Cross-border commerce is in its poorest health since the Great Financial Crisis 10 years ago, or even in decades, depending on which measure you look at, and the incoming data point to further deterioration next year.
In the last week alone a batch of figures from economic and exporting powerhouses in Asia, including China, showed that global trade is losing steam. And it couldn’t be coming at a worse time for investors.
Wall Street and stock markets around the world are falling. Major names in tech (Apple) and banking (Goldman Sachs), sectors that are pivotal to the global flow of goods and services and which had led the market boom of recent years, are among the biggest losers on the way down.
Auto sector stocks, among the most exposed to cross-border and cross-continent commerce and supply chains, have been particularly volatile and vulnerable this year to the (mostly negative) newsflow on tariffs and trade.
According to Citi, the volume of global exports anticipated in the next six months is contracting, and at the fastest pace since 2008-09. Alarmingly, this leading indicator is extremely well correlated with global trade growth.
Economists at Oxford Economics lowered their forecast for world trade growth in 2019 earlier this year by more than 1.5 percentage points to 4 pct.
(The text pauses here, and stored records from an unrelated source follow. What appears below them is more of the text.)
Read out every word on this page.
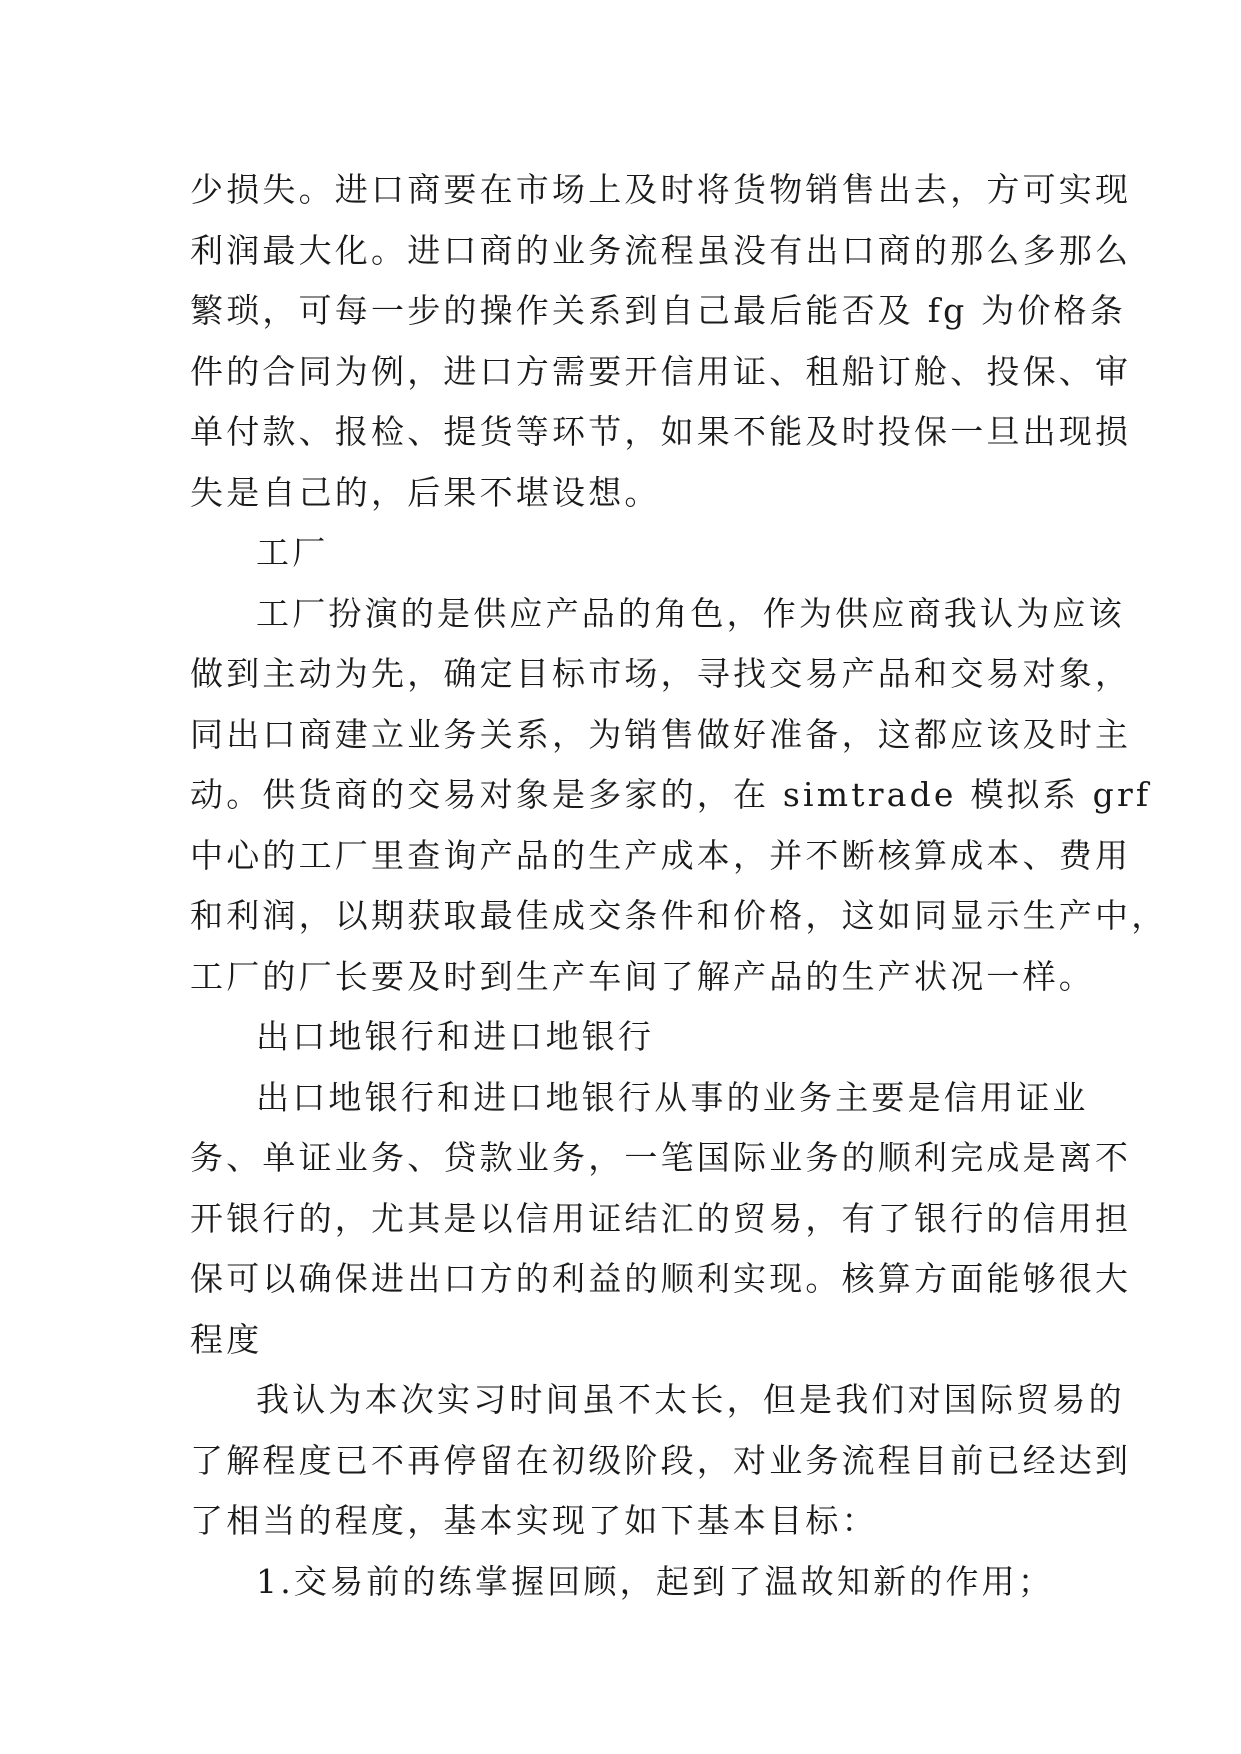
少损失。进口商要在市场上及时将货物销售出去，方可实现
利润最大化。进口商的业务流程虽没有出口商的那么多那么
繁琐，可每一步的操作关系到自己最后能否及 fg 为价格条
件的合同为例，进口方需要开信用证、租船订舱、投保、审
单付款、报检、提货等环节，如果不能及时投保一旦出现损
失是自己的，后果不堪设想。
工厂
工厂扮演的是供应产品的角色，作为供应商我认为应该
做到主动为先，确定目标市场，寻找交易产品和交易对象，
同出口商建立业务关系，为销售做好准备，这都应该及时主
动。供货商的交易对象是多家的，在 simtrade 模拟系 grf
中心的工厂里查询产品的生产成本，并不断核算成本、费用
和利润，以期获取最佳成交条件和价格，这如同显示生产中，
工厂的厂长要及时到生产车间了解产品的生产状况一样。
出口地银行和进口地银行
出口地银行和进口地银行从事的业务主要是信用证业
务、单证业务、贷款业务，一笔国际业务的顺利完成是离不
开银行的，尤其是以信用证结汇的贸易，有了银行的信用担
保可以确保进出口方的利益的顺利实现。核算方面能够很大
程度
我认为本次实习时间虽不太长，但是我们对国际贸易的
了解程度已不再停留在初级阶段，对业务流程目前已经达到
了相当的程度，基本实现了如下基本目标：
1.交易前的练掌握回顾，起到了温故知新的作用；
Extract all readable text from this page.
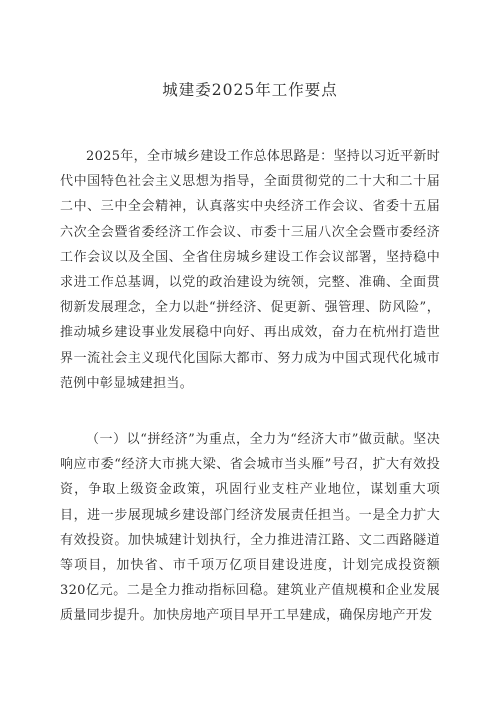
城建委2025年工作要点

2025年，全市城乡建设工作总体思路是：坚持以习近平新时代中国特色社会主义思想为指导，全面贯彻党的二十大和二十届二中、三中全会精神，认真落实中央经济工作会议、省委十五届六次全会暨省委经济工作会议、市委十三届八次全会暨市委经济工作会议以及全国、全省住房城乡建设工作会议部署，坚持稳中求进工作总基调，以党的政治建设为统领，完整、准确、全面贯彻新发展理念，全力以赴“拼经济、促更新、强管理、防风险”，推动城乡建设事业发展稳中向好、再出成效，奋力在杭州打造世界一流社会主义现代化国际大都市、努力成为中国式现代化城市范例中彰显城建担当。

（一）以“拼经济”为重点，全力为“经济大市”做贡献。坚决响应市委“经济大市挑大梁、省会城市当头雁”号召，扩大有效投资，争取上级资金政策，巩固行业支柱产业地位，谋划重大项目，进一步展现城乡建设部门经济发展责任担当。一是全力扩大有效投资。加快城建计划执行，全力推进清江路、文二西路隧道等项目，加快省、市千项万亿项目建设进度，计划完成投资额320亿元。二是全力推动指标回稳。建筑业产值规模和企业发展质量同步提升。加快房地产项目早开工早建成，确保房地产开发
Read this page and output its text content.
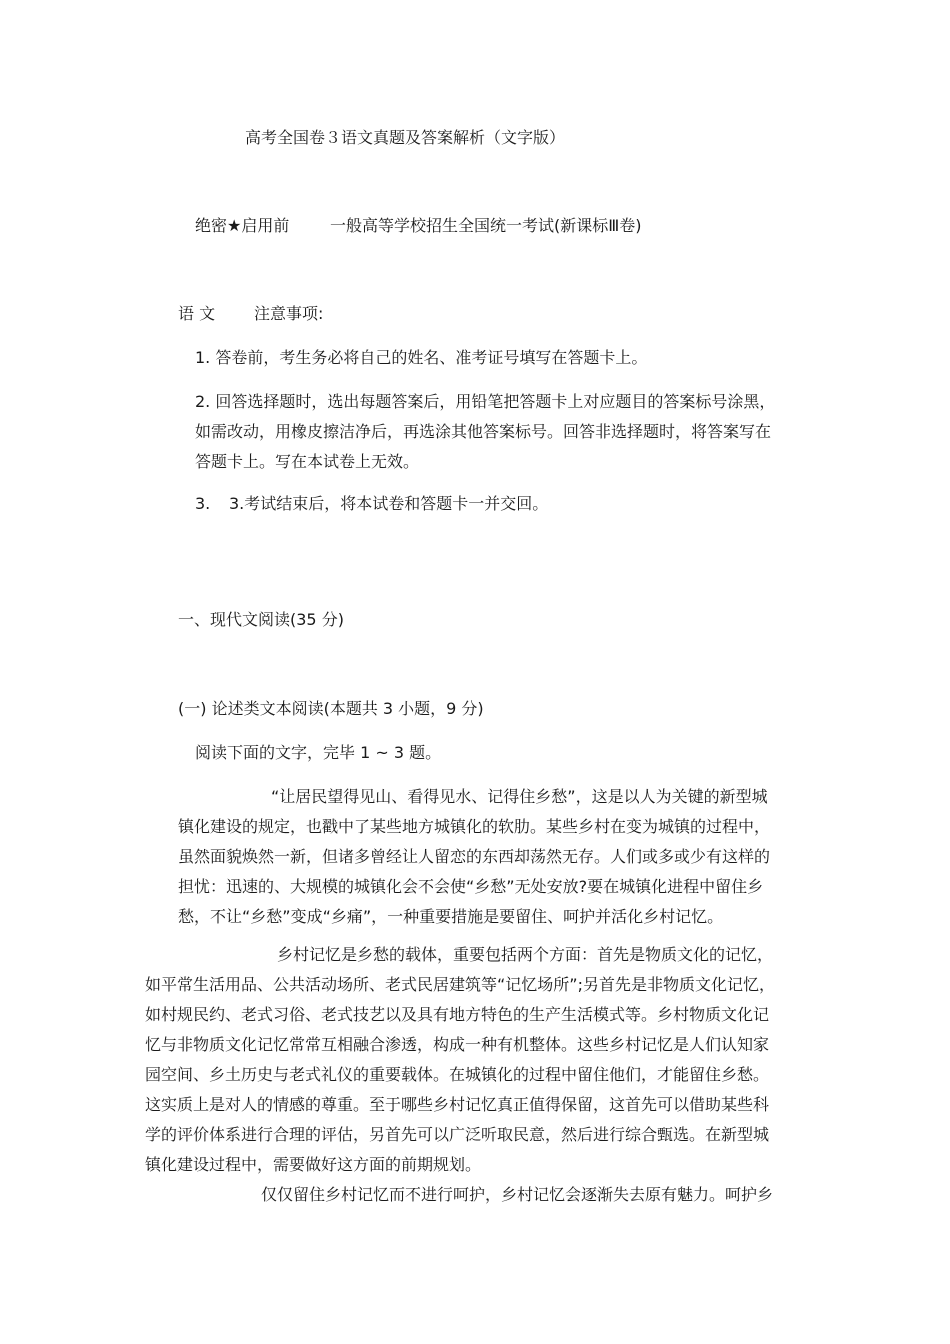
高考全国卷３语文真题及答案解析（文字版）
绝密★启用前	一般高等学校招生全国统一考试(新课标Ⅲ卷)
语 文 注意事项:
1. 答卷前，考生务必将自己的姓名、准考证号填写在答题卡上。

2. 回答选择题时，选出每题答案后，用铅笔把答题卡上对应题目的答案标号涂黑，

如需改动，用橡皮擦洁净后，再选涂其他答案标号。回答非选择题时，将答案写在

答题卡上。写在本试卷上无效。

3. 3.考试结束后，将本试卷和答题卡一并交回。
一、现代文阅读(35 分)
(一) 论述类文本阅读(本题共 3 小题，9 分)
阅读下面的文字，完毕 1 ~ 3 题。

“让居民望得见山、看得见水、记得住乡愁”，这是以人为关键的新型城

镇化建设的规定，也戳中了某些地方城镇化的软肋。某些乡村在变为城镇的过程中，

虽然面貌焕然一新，但诸多曾经让人留恋的东西却荡然无存。人们或多或少有这样的

担忧：迅速的、大规模的城镇化会不会使“乡愁”无处安放?要在城镇化进程中留住乡

愁，不让“乡愁”变成“乡痛”，一种重要措施是要留住、呵护并活化乡村记忆。

乡村记忆是乡愁的载体，重要包括两个方面：首先是物质文化的记忆，

如平常生活用品、公共活动场所、老式民居建筑等“记忆场所”;另首先是非物质文化记忆，

如村规民约、老式习俗、老式技艺以及具有地方特色的生产生活模式等。乡村物质文化记

忆与非物质文化记忆常常互相融合渗透，构成一种有机整体。这些乡村记忆是人们认知家

园空间、乡土历史与老式礼仪的重要载体。在城镇化的过程中留住他们，才能留住乡愁。

这实质上是对人的情感的尊重。至于哪些乡村记忆真正值得保留，这首先可以借助某些科

学的评价体系进行合理的评估，另首先可以广泛听取民意，然后进行综合甄选。在新型城

镇化建设过程中，需要做好这方面的前期规划。

仅仅留住乡村记忆而不进行呵护，乡村记忆会逐渐失去原有魅力。呵护乡
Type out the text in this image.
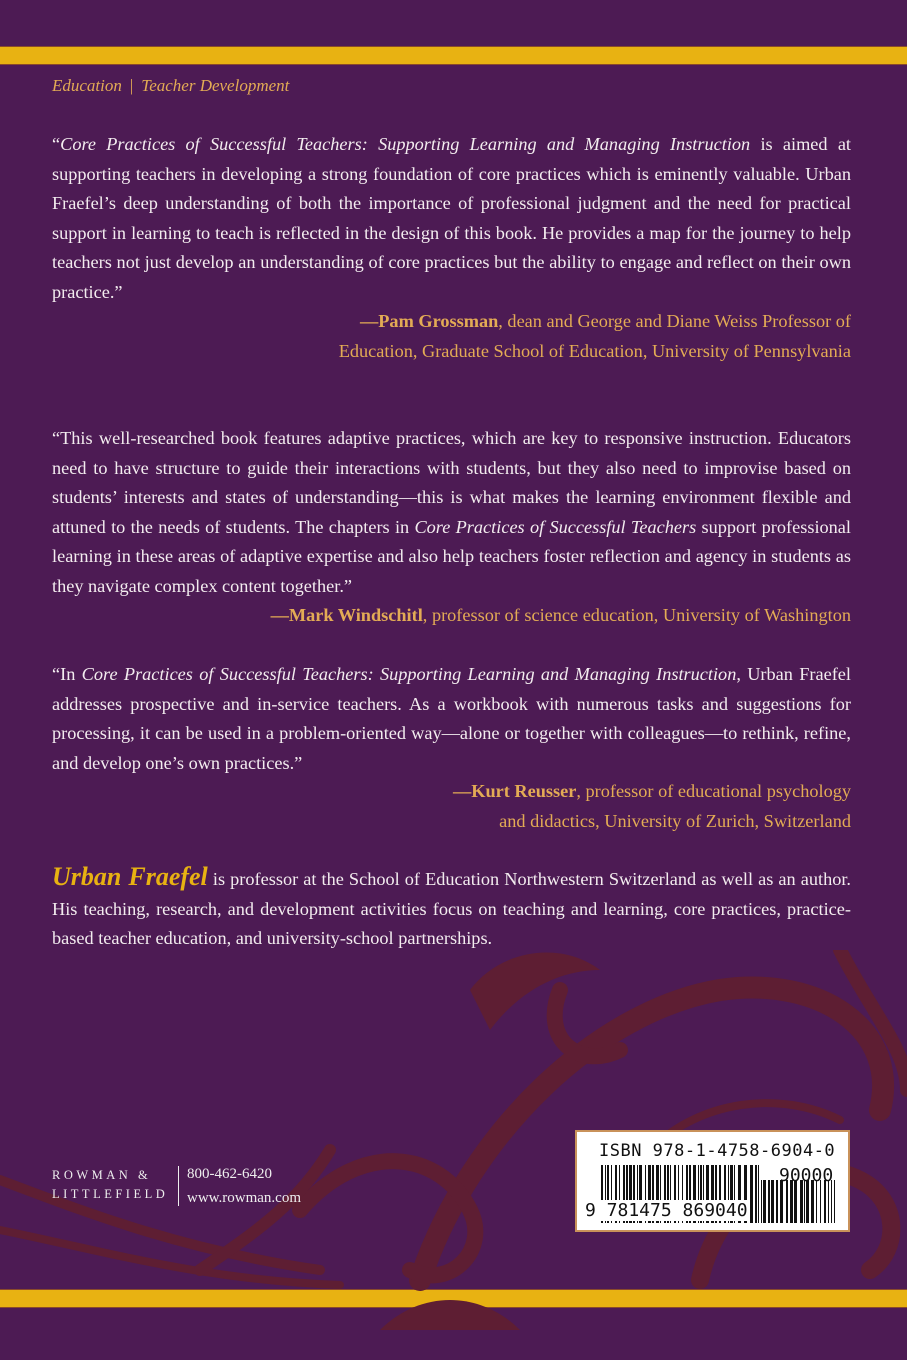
Education | Teacher Development
“Core Practices of Successful Teachers: Supporting Learning and Managing Instruction is aimed at supporting teachers in developing a strong foundation of core practices which is eminently valuable. Urban Fraefel’s deep understanding of both the importance of professional judgment and the need for practical support in learning to teach is reflected in the design of this book. He provides a map for the journey to help teachers not just develop an understanding of core practices but the ability to engage and reflect on their own practice.”
—Pam Grossman, dean and George and Diane Weiss Professor of
Education, Graduate School of Education, University of Pennsylvania
“This well-researched book features adaptive practices, which are key to responsive instruction. Educators need to have structure to guide their interactions with students, but they also need to improvise based on students’ interests and states of understanding—this is what makes the learning environment flexible and attuned to the needs of students. The chapters in Core Practices of Successful Teachers support professional learning in these areas of adaptive expertise and also help teachers foster reflection and agency in students as they navigate complex content together.”
—Mark Windschitl, professor of science education, University of Washington
“In Core Practices of Successful Teachers: Supporting Learning and Managing Instruction, Urban Fraefel addresses prospective and in-service teachers. As a workbook with numerous tasks and suggestions for processing, it can be used in a problem-oriented way—alone or together with colleagues—to rethink, refine, and develop one’s own practices.”
—Kurt Reusser, professor of educational psychology
and didactics, University of Zurich, Switzerland
Urban Fraefel is professor at the School of Education Northwestern Switzerland as well as an author. His teaching, research, and development activities focus on teaching and learning, core practices, practice-based teacher education, and university-school partnerships.
ROWMAN &
LITTLEFIELD
800-462-6420
www.rowman.com
ISBN 978-1-4758-6904-0
9 781475 869040
90000
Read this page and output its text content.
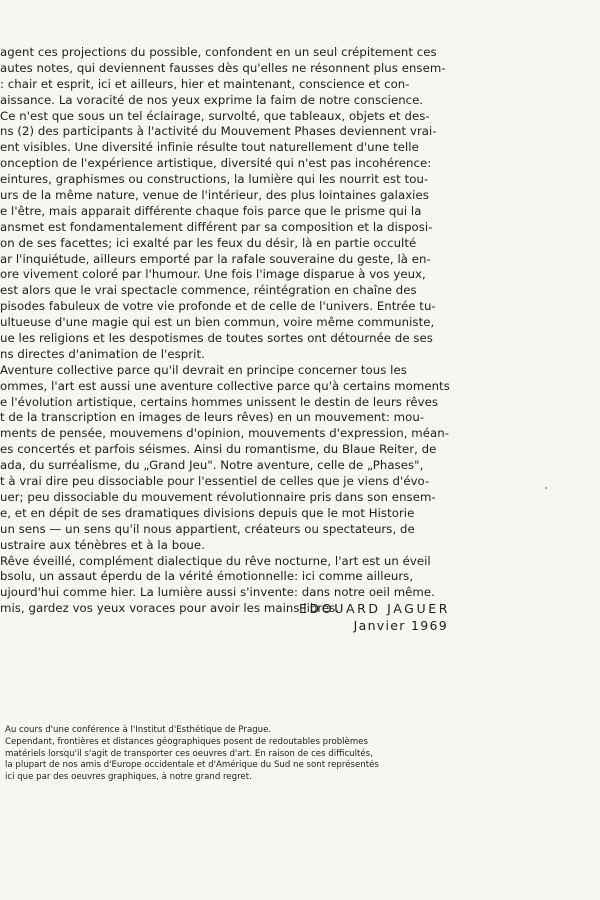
agent ces projections du possible, confondent en un seul crépitement ces
autes notes, qui deviennent fausses dès qu'elles ne résonnent plus ensem-
: chair et esprit, ici et ailleurs, hier et maintenant, conscience et con-
aissance. La voracité de nos yeux exprime la faim de notre conscience.
Ce n'est que sous un tel éclairage, survolté, que tableaux, objets et des-
ns (2) des participants à l'activité du Mouvement Phases deviennent vrai-
ent visibles. Une diversité infinie résulte tout naturellement d'une telle
onception de l'expérience artistique, diversité qui n'est pas incohérence:
eintures, graphismes ou constructions, la lumière qui les nourrit est tou-
urs de la même nature, venue de l'intérieur, des plus lointaines galaxies
e l'être, mais apparait différente chaque fois parce que le prisme qui la
ansmet est fondamentalement différent par sa composition et la disposi-
on de ses facettes; ici exalté par les feux du désir, là en partie occulté
ar l'inquiétude, ailleurs emporté par la rafale souveraine du geste, là en-
ore vivement coloré par l'humour. Une fois l'image disparue à vos yeux,
est alors que le vrai spectacle commence, réintégration en chaîne des
pisodes fabuleux de votre vie profonde et de celle de l'univers. Entrée tu-
ultueuse d'une magie qui est un bien commun, voire même communiste,
ue les religions et les despotismes de toutes sortes ont détournée de ses
ns directes d'animation de l'esprit.
Aventure collective parce qu'il devrait en principe concerner tous les
ommes, l'art est aussi une aventure collective parce qu'à certains moments
e l'évolution artistique, certains hommes unissent le destin de leurs rêves
t de la transcription en images de leurs rêves) en un mouvement: mou-
ments de pensée, mouvemens d'opinion, mouvements d'expression, méan-
es concertés et parfois séismes. Ainsi du romantisme, du Blaue Reiter, de
ada, du surréalisme, du „Grand Jeu". Notre aventure, celle de „Phases",
t à vrai dire peu dissociable pour l'essentiel de celles que je viens d'évo-
uer; peu dissociable du mouvement révolutionnaire pris dans son ensem-
e, et en dépit de ses dramatiques divisions depuis que le mot Historie
un sens — un sens qu'il nous appartient, créateurs ou spectateurs, de
ustraire aux ténèbres et à la boue.
Rêve éveillé, complément dialectique du rêve nocturne, l'art est un éveil
bsolu, un assaut éperdu de la vérité émotionnelle: ici comme ailleurs,
ujourd'hui comme hier. La lumière aussi s'invente: dans notre oeil même.
mis, gardez vos yeux voraces pour avoir les mains libres.
EDOUARD JAGUER
Janvier 1969
Au cours d'une conférence à l'Institut d'Esthétique de Prague.
Cependant, frontières et distances géographiques posent de redoutables problèmes
matériels lorsqu'il s'agit de transporter ces oeuvres d'art. En raison de ces difficultés,
la plupart de nos amis d'Europe occidentale et d'Amérique du Sud ne sont représentés
ici que par des oeuvres graphiques, à notre grand regret.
The festering U.S.-China trade war could result in cumulative global GDP losses of 0.7 pct next year and 1.0 pct by 2020, they add.
In an updated paper published in “Our World In Data” in October, Esteban Ortiz-Ospina, Diana Beltikian and Max Roser noted that the value of exports as a share of global GDP fell three years in a row from 2011-14. The level of contraction is small, by roughly 1 percentage point to 24.12 pct, but the direction of travel is cause for concern.
“There is a correlation between economic growth and trade: countries with higher rates of GDP growth also tend to have higher rates of growth in trade as a share of output,” they concluded. “The empirical literature suggests that increased trade causes higher economic growth.”
Whether that growth is shared even remotely evenly or fairly is another question. But the ripples from slowing trade growth or even contraction would be widely felt.
World Bank figures show that trade as a share of global GDP has fallen for four years in a row. There have been steeper declines, such as 2008-2009, but this is currently the longest downturn since at least 1960.